Des représentants du gouvernement américain ont maintes fois répété de façon très nette que non seulement l'Iraq possédait d'énormes quantités d'armes biologiques et chimiques, en violation des résolutions de l'Onu, mais que les agences de renseignements américaines avaient indiqué précisément où ces armes étaient entreposées, qu'elles connaissaient l'identité précise de ceux qui étaient impliqués dans leur production et même les ordres militaires qu'avait donné Saddam Hussein sur leur utilisation en cas de guerre.
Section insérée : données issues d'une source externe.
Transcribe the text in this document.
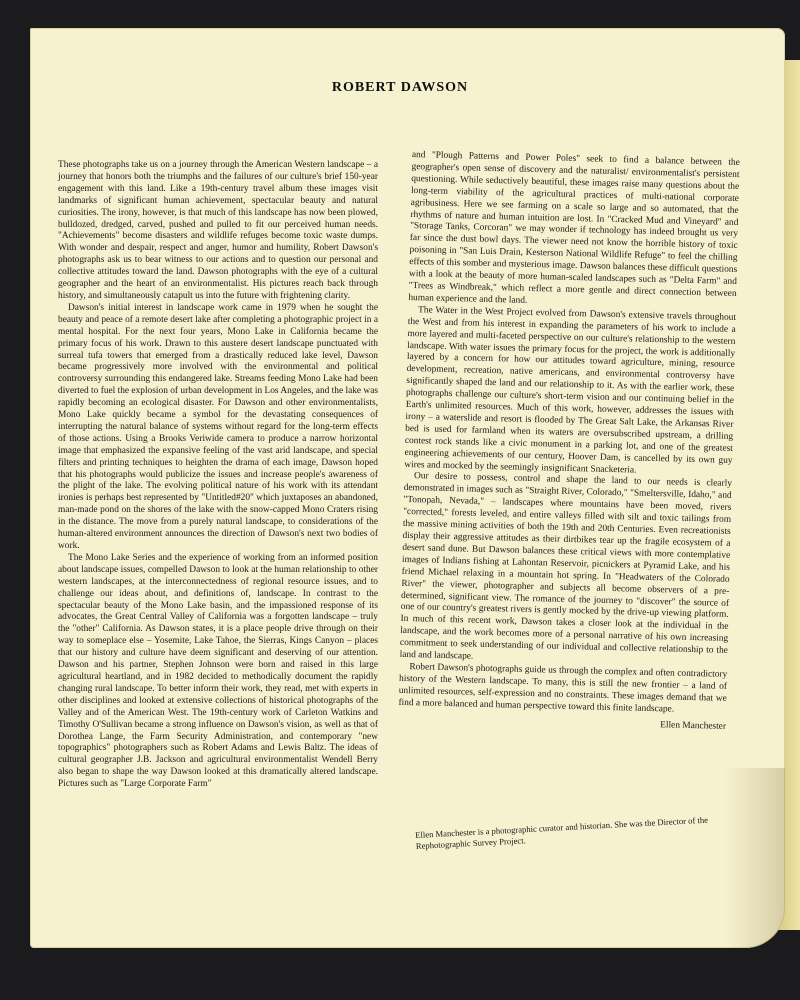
ROBERT DAWSON

These photographs take us on a journey through the American Western landscape – a journey that honors both the triumphs and the failures of our culture's brief 150-year engagement with this land. Like a 19th-century travel album these images visit landmarks of significant human achievement, spectacular beauty and natural curiosities. The irony, however, is that much of this landscape has now been plowed, bulldozed, dredged, carved, pushed and pulled to fit our perceived human needs. "Achievements" become disasters and wildlife refuges become toxic waste dumps. With wonder and despair, respect and anger, humor and humility, Robert Dawson's photographs ask us to bear witness to our actions and to question our personal and collective attitudes toward the land. Dawson photographs with the eye of a cultural geographer and the heart of an environmentalist. His pictures reach back through history, and simultaneously catapult us into the future with frightening clarity.

Dawson's initial interest in landscape work came in 1979 when he sought the beauty and peace of a remote desert lake after completing a photographic project in a mental hospital. For the next four years, Mono Lake in California became the primary focus of his work. Drawn to this austere desert landscape punctuated with surreal tufa towers that emerged from a drastically reduced lake level, Dawson became progressively more involved with the environmental and political controversy surrounding this endangered lake. Streams feeding Mono Lake had been diverted to fuel the explosion of urban development in Los Angeles, and the lake was rapidly becoming an ecological disaster. For Dawson and other environmentalists, Mono Lake quickly became a symbol for the devastating consequences of interrupting the natural balance of systems without regard for the long-term effects of those actions. Using a Brooks Veriwide camera to produce a narrow horizontal image that emphasized the expansive feeling of the vast arid landscape, and special filters and printing techniques to heighten the drama of each image, Dawson hoped that his photographs would publicize the issues and increase people's awareness of the plight of the lake. The evolving political nature of his work with its attendant ironies is perhaps best represented by "Untitled#20" which juxtaposes an abandoned, man-made pond on the shores of the lake with the snow-capped Mono Craters rising in the distance. The move from a purely natural landscape, to considerations of the human-altered environment announces the direction of Dawson's next two bodies of work.

The Mono Lake Series and the experience of working from an informed position about landscape issues, compelled Dawson to look at the human relationship to other western landscapes, at the interconnectedness of regional resource issues, and to challenge our ideas about, and definitions of, landscape. In contrast to the spectacular beauty of the Mono Lake basin, and the impassioned response of its advocates, the Great Central Valley of California was a forgotten landscape – truly the "other" California. As Dawson states, it is a place people drive through on their way to someplace else – Yosemite, Lake Tahoe, the Sierras, Kings Canyon – places that our history and culture have deem significant and deserving of our attention. Dawson and his partner, Stephen Johnson were born and raised in this large agricultural heartland, and in 1982 decided to methodically document the rapidly changing rural landscape. To better inform their work, they read, met with experts in other disciplines and looked at extensive collections of historical photographs of the Valley and of the American West. The 19th-century work of Carleton Watkins and Timothy O'Sullivan became a strong influence on Dawson's vision, as well as that of Dorothea Lange, the Farm Security Administration, and contemporary "new topographics" photographers such as Robert Adams and Lewis Baltz. The ideas of cultural geographer J.B. Jackson and agricultural environmentalist Wendell Berry also began to shape the way Dawson looked at this dramatically altered landscape. Pictures such as "Large Corporate Farm"

and "Plough Patterns and Power Poles" seek to find a balance between the geographer's open sense of discovery and the naturalist/ environmentalist's persistent questioning. While seductively beautiful, these images raise many questions about the long-term viability of the agricultural practices of multi-national corporate agribusiness. Here we see farming on a scale so large and so automated, that the rhythms of nature and human intuition are lost. In "Cracked Mud and Vineyard" and "Storage Tanks, Corcoran" we may wonder if technology has indeed brought us very far since the dust bowl days. The viewer need not know the horrible history of toxic poisoning in "San Luis Drain, Kesterson National Wildlife Refuge" to feel the chilling effects of this somber and mysterious image. Dawson balances these difficult questions with a look at the beauty of more human-scaled landscapes such as "Delta Farm" and "Trees as Windbreak," which reflect a more gentle and direct connection between human experience and the land.

The Water in the West Project evolved from Dawson's extensive travels throughout the West and from his interest in expanding the parameters of his work to include a more layered and multi-faceted perspective on our culture's relationship to the western landscape. With water issues the primary focus for the project, the work is additionally layered by a concern for how our attitudes toward agriculture, mining, resource development, recreation, native americans, and environmental controversy have significantly shaped the land and our relationship to it. As with the earlier work, these photographs challenge our culture's short-term vision and our continuing belief in the Earth's unlimited resources. Much of this work, however, addresses the issues with irony – a waterslide and resort is flooded by The Great Salt Lake, the Arkansas River bed is used for farmland when its waters are oversubscribed upstream, a drilling contest rock stands like a civic monument in a parking lot, and one of the greatest engineering achievements of our century, Hoover Dam, is cancelled by its own guy wires and mocked by the seemingly insignificant Snacketeria.

Our desire to possess, control and shape the land to our needs is clearly demonstrated in images such as "Straight River, Colorado," "Smeltersville, Idaho," and "Tonopah, Nevada," – landscapes where mountains have been moved, rivers "corrected," forests leveled, and entire valleys filled with silt and toxic tailings from the massive mining activities of both the 19th and 20th Centuries. Even recreationists display their aggressive attitudes as their dirtbikes tear up the fragile ecosystem of a desert sand dune. But Dawson balances these critical views with more contemplative images of Indians fishing at Lahontan Reservoir, picnickers at Pyramid Lake, and his friend Michael relaxing in a mountain hot spring. In "Headwaters of the Colorado River" the viewer, photographer and subjects all become observers of a pre-determined, significant view. The romance of the journey to "discover" the source of one of our country's greatest rivers is gently mocked by the drive-up viewing platform. In much of this recent work, Dawson takes a closer look at the individual in the landscape, and the work becomes more of a personal narrative of his own increasing commitment to seek understanding of our individual and collective relationship to the land and landscape.

Robert Dawson's photographs guide us through the complex and often contradictory history of the Western landscape. To many, this is still the new frontier – a land of unlimited resources, self-expression and no constraints. These images demand that we find a more balanced and human perspective toward this finite landscape.

Ellen Manchester
Ellen Manchester is a photographic curator and historian. She was the Director of the Rephotographic Survey Project.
Il y a eu une douzaine d'affirmation de ce type depuis un an. En voici quelques-unes.

* 26 août 2002 : Le vice-président Dick Cheney déclare devant les Vétérans des guerres à l'étranger : « Il n'y a aucun doute que Saddam Hussein dispose actuellement d'armes de destruction massive. Il n'y a aucun doute qu'il les développe pour les utiliser contre nos amis, contre nos alliés et contre nous ».
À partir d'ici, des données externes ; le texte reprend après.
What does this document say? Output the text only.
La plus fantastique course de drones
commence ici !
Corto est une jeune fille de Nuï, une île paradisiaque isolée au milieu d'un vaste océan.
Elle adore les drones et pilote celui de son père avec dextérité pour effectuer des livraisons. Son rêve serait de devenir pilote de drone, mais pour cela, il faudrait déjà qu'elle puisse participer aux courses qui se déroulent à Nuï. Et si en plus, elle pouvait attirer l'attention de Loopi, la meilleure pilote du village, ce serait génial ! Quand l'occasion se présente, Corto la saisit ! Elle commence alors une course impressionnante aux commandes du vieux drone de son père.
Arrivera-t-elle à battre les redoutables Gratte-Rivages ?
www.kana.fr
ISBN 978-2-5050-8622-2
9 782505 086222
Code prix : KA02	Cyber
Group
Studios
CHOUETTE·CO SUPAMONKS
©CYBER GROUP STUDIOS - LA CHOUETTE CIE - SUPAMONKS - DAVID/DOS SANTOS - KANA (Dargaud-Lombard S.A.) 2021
* 18 septembre 2002 : Le secrétaire à la Défense Donald Rumsfeld dit devant le Comité sur le service militaire de la Chambre des représentants : « Nous savons que le régime iraqien a des armes chimiques et des armes biologiques. Il en a entreposé de grandes quantités, de façon clandestine, y compris de VX, de sarin, de cyclosarin et de gaz moutarde ».

* 7 octobre 2002 : Le président Bush déclare dans un discours télévisé à Cincinnati que l'Iraq « possédait et produisait des armes chimiques et des armes biologiques. Il cherche à obtenir l'arme nucléaire ».

* 7 janvier 2003 : Rumsfeld déclare lors d'une conférence de presse du Pentagone : « Il n'y a aucun doute pour moi qu'ils possèdent des armes chimiques et biologiques ». Il a ajouté que cette certitude était basée sur des renseignements récents et pas sur le fait que l'Iraq avait utilisé de telles armes dans les années 1980.

* 9 janvier 2003 : Le porte-parole de la Maison Blanche, Ari Fleischer, dit : « Nous savons que c'est un fait qu'il y a des armes là-bas ».

* 8 février 2003 : Bush dit dans son intervention radiodiffusée hebdomadaire : « Nous avons des sources qui nous disent que Saddam Hussein a récemment donné l'autorisation aux officiers sur le terrain d'utiliser l'arme chimique, les armes mêmes que ce dictateur dit ne pas avoir ».

* 16 mars 2003 : Cheney déclare dans l'émission Meet the Press (Rencontre avec les médias), se référant à Saddam Hussein : « Nous croyons qu'il a, en fait, reconstruit des armes nucléaires ».

* 17 mars 2003 : Dans l'ultimatum qu'il a donné à Saddam Hussein avant de commencer la guerre, Bush déclare : « Les informations qu'ont obtenues ce gouvernement et d'autres gouvernements ne laissent aucun doute sur le fait que le régime iraqien continue à posséder et à cacher certaines des armes les plus fatales jamais développées ».

* 30 mars 2003 : Dans l'émission This Week (Cette semaine) du réseau de télévision ABC, 10 jours après le début de la guerre, Rumsfeld réitère que l'Iraq possédait des armes de destruction massive, ajoutant : « Nous savons où elles se trouvent ».